Between 1938 and the 1980s, New Zealand remained among the most egalitarian and highest per capita income countries in the world. Yet even while we adopted protectionist industrial policies, company share and debenture capital raising remained unconfined. LV Martin and James Smith and other retail businesses offered you their shares and debentures in a pile of simple documents at the cash register.
The 1980s became a securities law watershed. 1983 was the start of ever-tightening constraints on the freedom of competent adults to ask other competent adults to share in productive risks.
In the other direction criminal prosecution and civil lawsuits against crooked business-people became harder, slower and more expensive. And worst of all, penalties for all kinds of crime became progressively more feeble. Fraudsters knew they would serve only one third of trifling sentences, their names would be suppressed during interminable delays, and it was often possible to defer justice for years with thin excuses for not proceeding.
Meanwhile, entrepreneurial companies became largely confined to the big end of town: private equity, and rich investors who qualify for the exemptions from securities law.
And as I can testify, several generations of lawyers and accountants have prospered from mastering the intricacies of preparing disclosure material that no one asks for, or would be prepared to pay for if they had a choice.
Contrast this micro management with the way the state regulates another form of "investment", gambling. The losers are often people who cannot control or afford their losses, yet pokies , the TAB and Lotto have total turnover of more than $10 billion a year. There is no control on insider trading. Risk statements are rudimentary.
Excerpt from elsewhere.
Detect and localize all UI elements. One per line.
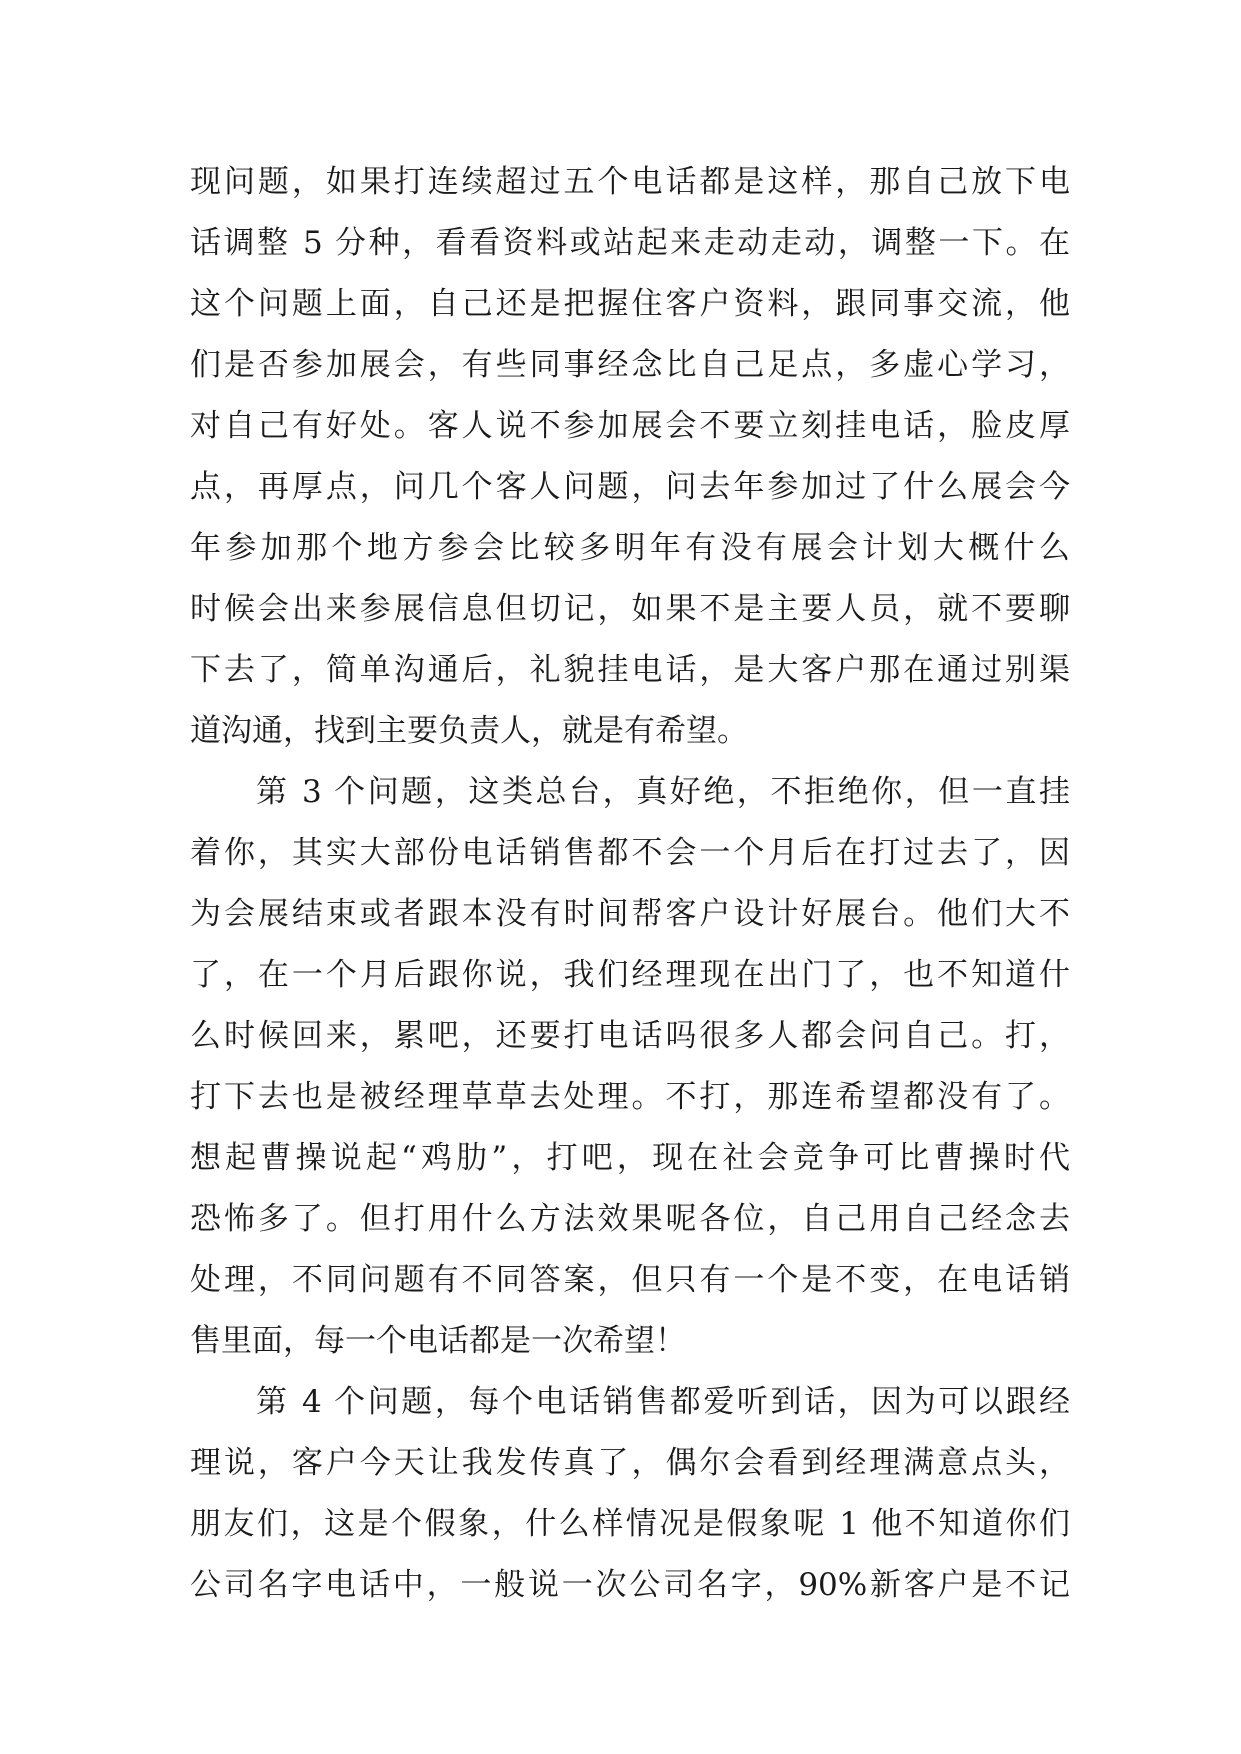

While the state has chosen to make only cosmetic restrictions on gambling, a Byzantine regulatory maze faces companies seeking capital. It is stifling the kind of risk-taking that once elevated New Zealand to near the top of the OECD pops on a per capita GDP basis.
At last, equity crowdfunding is opening a window into the stuffy room.
The Financial Markets Conduct Act, which came into effect on April 1, allows businesses to offer equity of up to $2 million in any 12-month period without the burden and costs associated with issuing a formal prospectus.
With prohibitive costs and compliance risks lifted, once again adults will be free to take their chances by investing in productive enterprises. Investment and entrepreneurism have been re-democratised.
I look forward to being part of this rejuvenation. I've agreed to be a director of Snowball Effect, to help make it New Zealand's leading equity crowdfunding platform.
The Financial Markets Authority is expecting 12 applications for the necessary licences to operate as a crowdfunding provider. With luck and energy, our platform and others like it will enable some companies to soar. And the process will accelerate if the lucky ones who invest in the successes get stellar returns. They'll deserve them, because most crowd-funded businesses will not soar.
We won't need to apologise for investments that turn out to have been based on unfounded but honest optimism. But I do expect a successful platform to demonstrate determination to weed out any crooks looking to abuse these new opportunities.
Competition among the successful crowdfunding providers will be intense, as only a few of the platforms will reach the necessary critical volume to survive. So companies looking for funds will benefit from the increased offering and competition for their services.
Let the games begin. New Zealand will be a better place for it.
Stephen Franks is a lawyer and Snowball Effect independent director.